Finishing with the best record in the National League and advancing to Game 7 of the National League Championship Series evidently doesn’t count for much.
Not in the world of wagering, anyway, where the smaller-market clubs are routinely overlooked. According to a website called Vegas Insider, the Milwaukee Brewers are not among the favorites to win the World Series next fall. They are listed in the sixth tier, behind the Cubs and Cardinals and side-by-side with the Braves and Mets as a 20-1 shot.
The low-ball projection is surprising, given that the Brewers are essentially the same team that finished with 96 wins in the regular season and one game away from the NL pennant.
To be underestimated isn’t the worst preseason fate. It might even be preferable. Either way, barring an all-around collapse, count on another Brewers pennant run this year.
Christian Yelich may not have another MVP season and Jesus Aguilar might not crank out another 35 homers, but speed never goes into a slump, and the Brewers had five players who stole 10 bags or more, led by Lorenzo Cain’s 30. Between the aforementioned three, plus Travis Shaw and Ryan Braun, there are just too many good bats up and down the lineup to allow many scoring droughts.
Plus, their bullpen is as good or better than any in either league, and ultimately, pitching is where it’s at in any World Series push. The opening day starter for the Brewers’ March 28 game against St. Louis is Jhoulys Chacin, whose 15-6 record last year made him the only pitcher on the staff with double-digit wins.
Whatever sort of year is in store for the Brewers, they will be playing in the first of two seasons in which new rules will be implemented.
Baseball continues its bid to regain fans at the park and viewers at home by speeding up the pace of play and discouraging the home run-strikeout duality that has dominated a growing number of pitcher-hitter battles.
The more impactful new rules go into effect next year. This year’s efforts to streamline the game include a slightly shorter break between innings, and one fewer manager visit to the mound per game. Next season, pitchers will have to face a minimum of three batters, this to help circumvent the tedium of multiple pitching changes.
Picking up the pace of the game is a good idea. The timeless charm of baseball was a reputation forged and rhapsodized over back in the era of the two-hour game. No clock enabled rallies that time couldn’t stop.
No clock also spawned a lot of dawdle time between pitches, with the three-hour game eventually becoming the norm. In an increasingly hasty, drive-through world that demands immediacy, a lot of baseball said no, thanks.
MLB has other, more drastic ideas that it’s running up the flagpole through its independent Atlantic League. They will use pitch-track technology to assist in calling balls and strikes (a good idea), eliminate all mound visits (another good idea) and increase the physical size of first, second and third bases by 20 percent.
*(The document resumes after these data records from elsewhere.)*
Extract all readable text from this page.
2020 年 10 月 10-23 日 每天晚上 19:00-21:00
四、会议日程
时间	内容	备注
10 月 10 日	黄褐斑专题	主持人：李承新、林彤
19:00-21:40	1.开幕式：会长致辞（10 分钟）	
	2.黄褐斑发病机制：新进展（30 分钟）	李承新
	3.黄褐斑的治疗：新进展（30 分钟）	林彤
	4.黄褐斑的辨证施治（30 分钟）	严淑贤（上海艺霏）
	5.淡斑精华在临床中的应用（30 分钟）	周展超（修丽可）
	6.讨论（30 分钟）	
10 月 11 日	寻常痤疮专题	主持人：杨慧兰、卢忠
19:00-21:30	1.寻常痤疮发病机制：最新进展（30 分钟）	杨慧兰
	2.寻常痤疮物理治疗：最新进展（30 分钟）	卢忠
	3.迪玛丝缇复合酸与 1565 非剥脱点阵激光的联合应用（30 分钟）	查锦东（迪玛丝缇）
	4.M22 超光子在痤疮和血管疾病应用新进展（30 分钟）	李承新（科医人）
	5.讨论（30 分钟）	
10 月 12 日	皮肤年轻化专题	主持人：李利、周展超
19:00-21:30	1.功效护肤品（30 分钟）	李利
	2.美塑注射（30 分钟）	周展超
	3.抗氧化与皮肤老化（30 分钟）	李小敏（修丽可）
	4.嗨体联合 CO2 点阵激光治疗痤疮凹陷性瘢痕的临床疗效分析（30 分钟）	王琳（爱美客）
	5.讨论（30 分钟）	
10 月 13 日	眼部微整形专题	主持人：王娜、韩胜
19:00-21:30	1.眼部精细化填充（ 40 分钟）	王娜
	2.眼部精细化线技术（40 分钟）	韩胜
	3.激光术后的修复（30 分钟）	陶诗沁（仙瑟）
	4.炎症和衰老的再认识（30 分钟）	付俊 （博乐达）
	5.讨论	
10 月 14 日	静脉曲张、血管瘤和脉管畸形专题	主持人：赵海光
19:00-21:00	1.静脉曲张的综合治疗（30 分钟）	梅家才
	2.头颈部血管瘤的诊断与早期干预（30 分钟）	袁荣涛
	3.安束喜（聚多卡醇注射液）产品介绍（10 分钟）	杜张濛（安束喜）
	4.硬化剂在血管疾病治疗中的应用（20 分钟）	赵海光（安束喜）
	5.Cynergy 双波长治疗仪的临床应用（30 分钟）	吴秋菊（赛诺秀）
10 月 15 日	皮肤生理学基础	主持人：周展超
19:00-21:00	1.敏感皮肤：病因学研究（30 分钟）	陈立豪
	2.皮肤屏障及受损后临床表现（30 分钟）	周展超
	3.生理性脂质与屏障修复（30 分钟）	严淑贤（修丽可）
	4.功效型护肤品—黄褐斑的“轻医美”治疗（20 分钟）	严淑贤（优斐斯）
In an effort to reverse the glut of strikeouts, they’re also going to move the pitcher’s mound back two feet — at the midway point of the season, no less. All the coddling of pitchers’ arms over the past few decades gets turned back in one bewildering fell swoop.
That idea could keep a lot of orthopedic surgeons busy, but it’s not the silliest new nip-and-tuck on the table. That distinction goes to the extraneous “no-shift rule,” whereby teams are required to have two infielders between first and second base, and second and third base on every pitch.
It is said that the shift turns too many would-be singles into outs, ignoring the obvious part of how a shift can be the easiest defense to get a base hit against. That sort of batter’s box legerdemain would require some Major League Baseball players to actually learn how to bunt.